Come sapeva il prete di Bernanos, «tutto è grazia», e l’unica alternativa a questa evidenza sono i soldi. È il denaro il più potente surrogato alla chiamata alla Ragione che ciascuno riceve affacciandosi alla creazione – «le vere realtà della vita», come le chiamava Hannah Arendt, «amore, alberi, bambini, musica» – uscendo dal grembo di sua madre. A un certo punto, però, nel mondo che calchiamo nella presunzione di essere noi i liberi pensatori e lui il cretino che si illude di dettarci i pensieri, tutto comincia a puzzare e a dire: «Quello che merita fare, merita farlo per soldi». Ideale borghese. Anche se lo stipendio è da commessa.
Possiedo. Quindi dispongo. Dunque sono.
Sotto questo profilo, anche il Califfato ha una sua quotazione in Borsa. I jihadisti sono un’impresa. E senza i petrodollari, tutta la loro prosopopea si schianterebbe nel ridicolo. L’ultima scalcagnata carovana di beduini li andrebbe a prendere e li userebbe come somari per trainare datteri e banane. Neppure il fatto che tu ami la morte più di quanto io ami la vita farebbe notizia. Ti troverebbero appeso al sifone del water e ti derubricherebbero a vittima della depressione. Invece i soldi hanno reso il jihad un affare da statuine di Hollywood, diciamo, “genere horror”.
Ci importa niente delle celebrazioni in sé. Piuttosto, nella Bibbia c’è una preghiera che dice suppergiù «Signore non farci troppo ricchi per non dimenticarti e non farci troppo poveri per non bestemmiarti». Tutti siamo costantemente messi tra la dimenticanza e la bestemmia. Tra il borghesismo e la disperazione. Ma Dio è sceso sulla terra ed Egli è qui. Ce lo ha insegnato Cl. Perciò sentiamo Camus. Che come il presentimento di “vita” della Luisa da Cremona nella rubrica delle lettere*, non è denaro, non è borghese, non è deserto.
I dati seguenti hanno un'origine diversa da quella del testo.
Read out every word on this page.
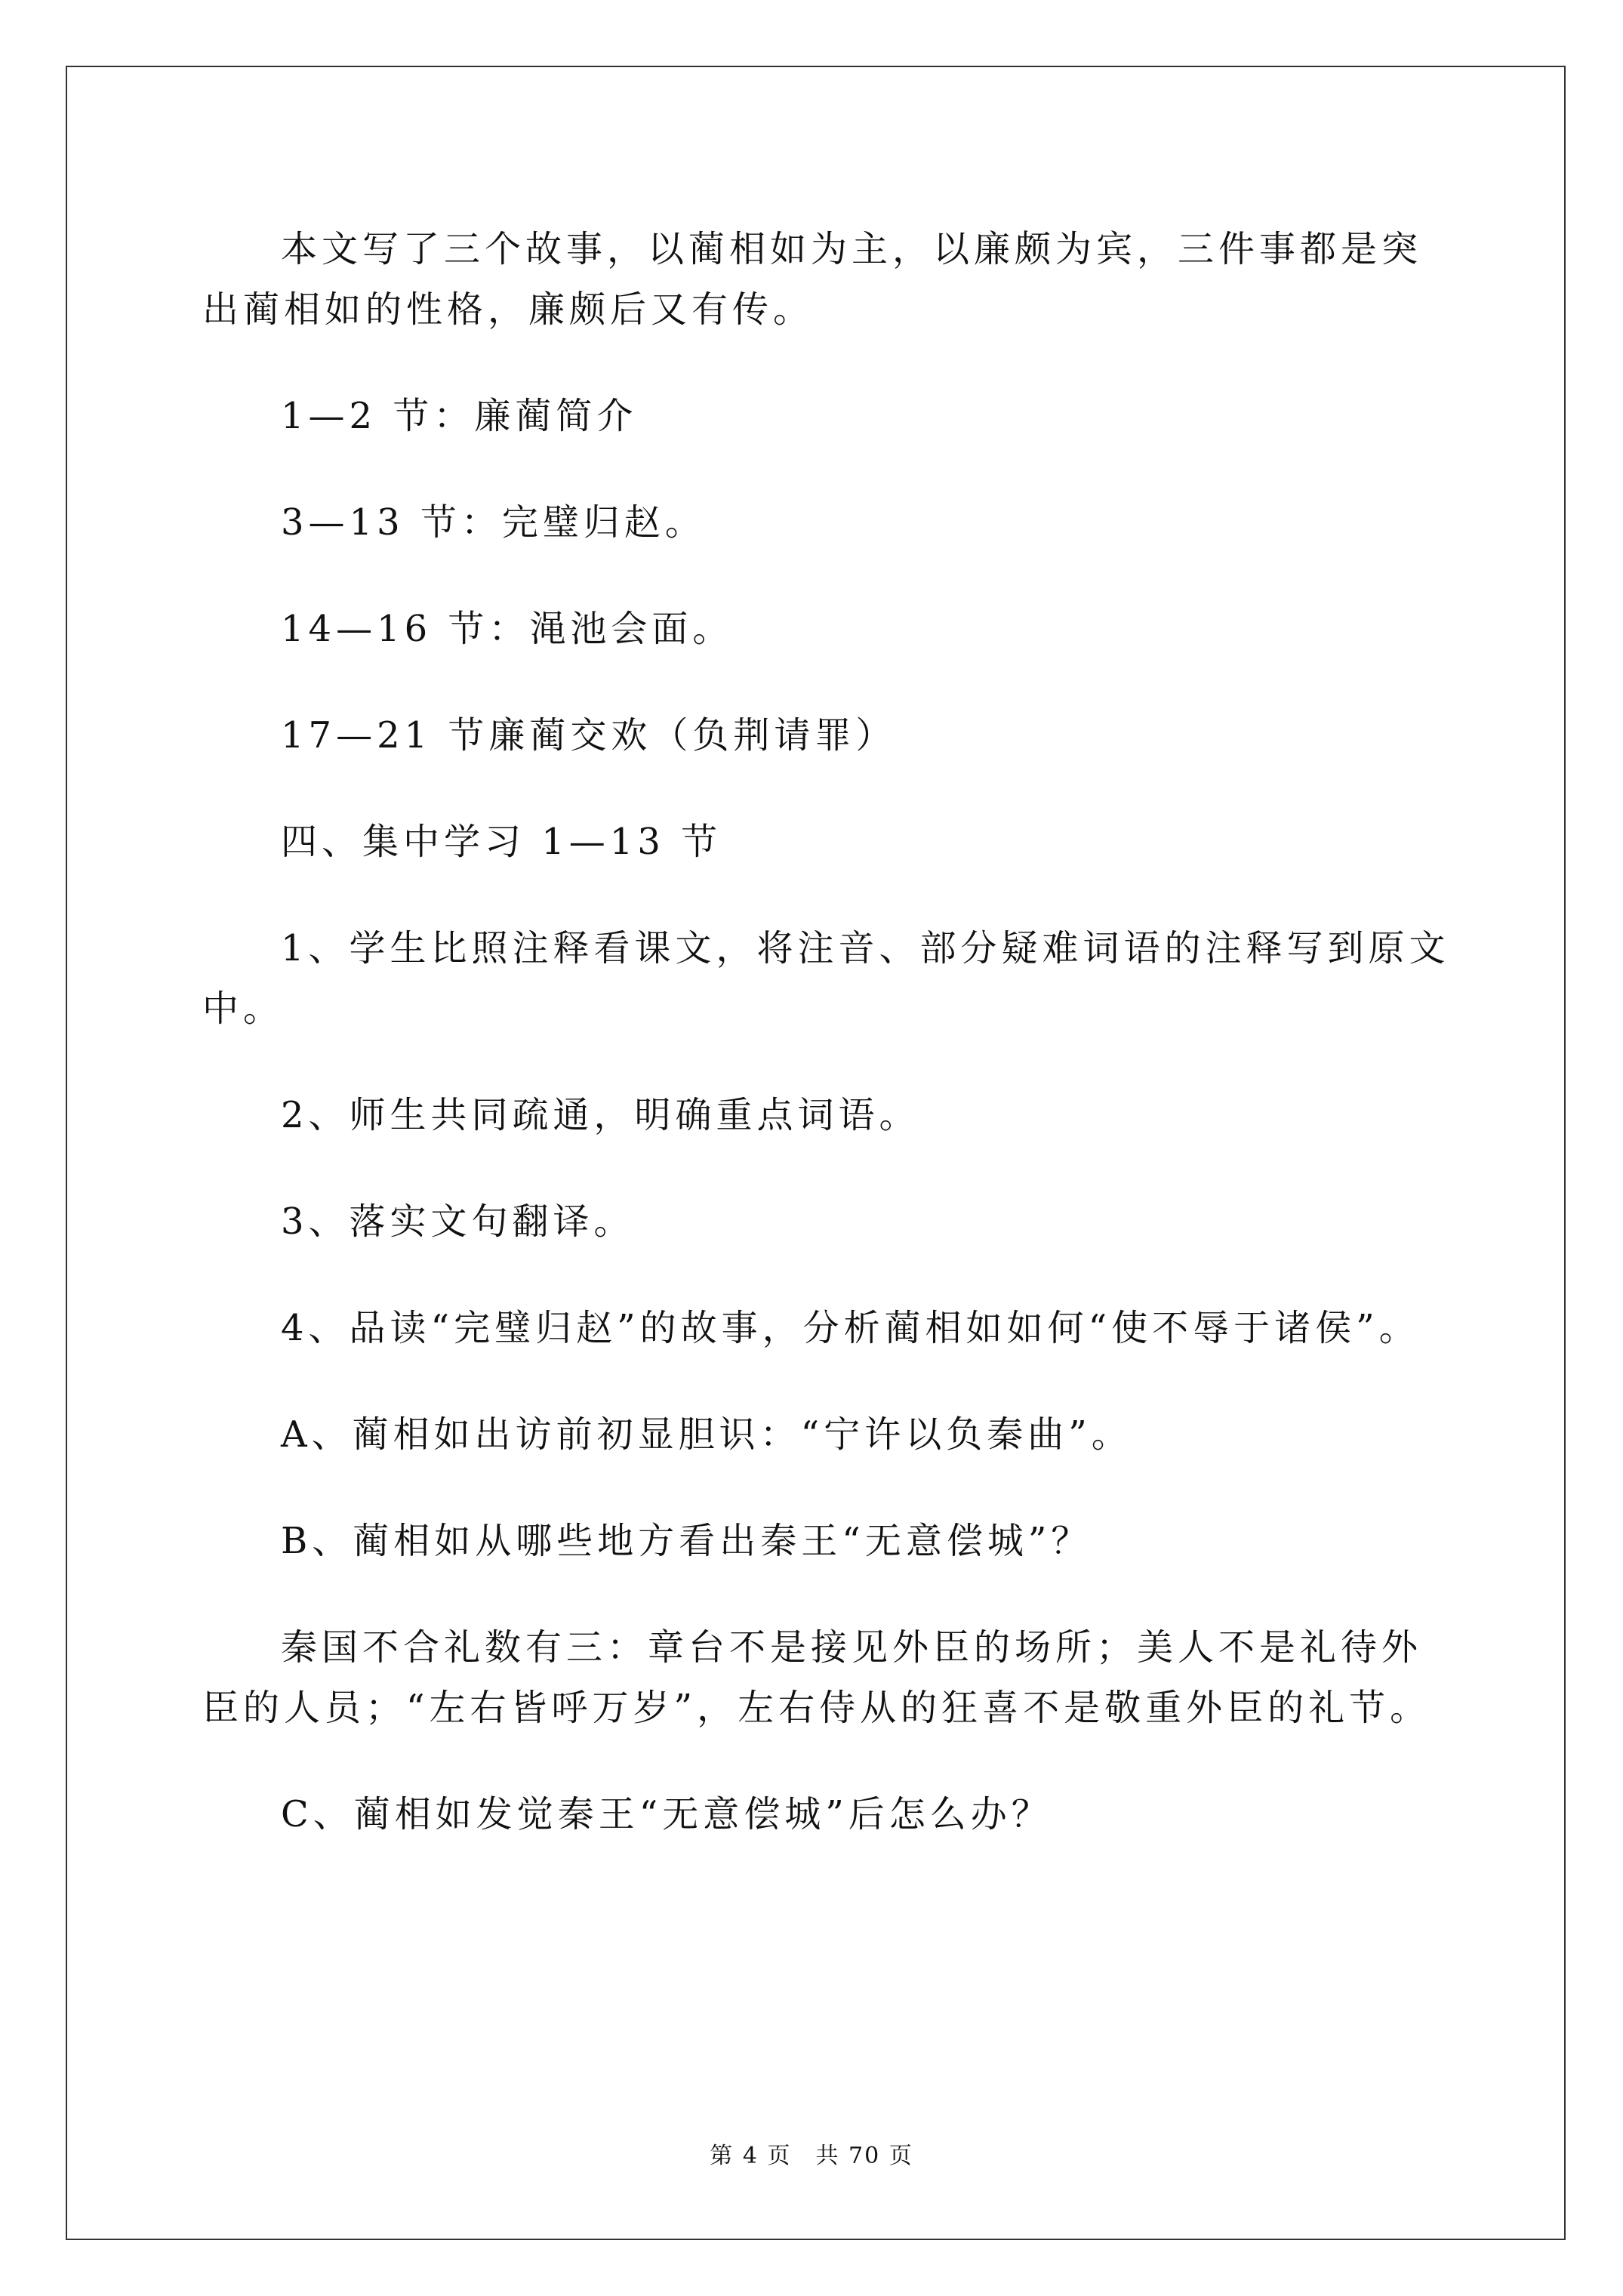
本文写了三个故事，以蔺相如为主，以廉颇为宾，三件事都是突
出蔺相如的性格，廉颇后又有传。

1—2 节：廉蔺简介

3—13 节：完璧归赵。

14—16 节：渑池会面。

17—21 节廉蔺交欢（负荆请罪）

四、集中学习 1—13 节

1、学生比照注释看课文，将注音、部分疑难词语的注释写到原文
中。

2、师生共同疏通，明确重点词语。

3、落实文句翻译。

4、品读“完璧归赵”的故事，分析蔺相如如何“使不辱于诸侯”。

A、蔺相如出访前初显胆识：“宁许以负秦曲”。

B、蔺相如从哪些地方看出秦王“无意偿城”？

秦国不合礼数有三：章台不是接见外臣的场所；美人不是礼待外
臣的人员；“左右皆呼万岁”，左右侍从的狂喜不是敬重外臣的礼节。

C、蔺相如发觉秦王“无意偿城”后怎么办？

第 4 页　共 70 页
*Gentile redazione, non ho acquistato Tempi per un anno. «Tanto non lo leggo». Non era quello il vero motivo ma la sofferenza interiore nel leggere (non solo, ma anche) di quanto la Verità, la Giustizia e la Bellezza e la Ragionevolezza dell’incontro con il Signore vengano quotidianamente soppresse. Da qualche mese Tempi è ritornato a essere una presenza fisica in casa («Hai letto l’articolo della Corradi?», posso dire ai miei figli). «È meglio essere tristi, altrimenti saremmo disperati»: attraverso le parole di Amicone in una trasmissione radio ho capito che dovevo farci i conti, fino in fondo, con quella sofferenza interiore, perché «solo dall’accettazione nasce il fiore» (ancora il direttore).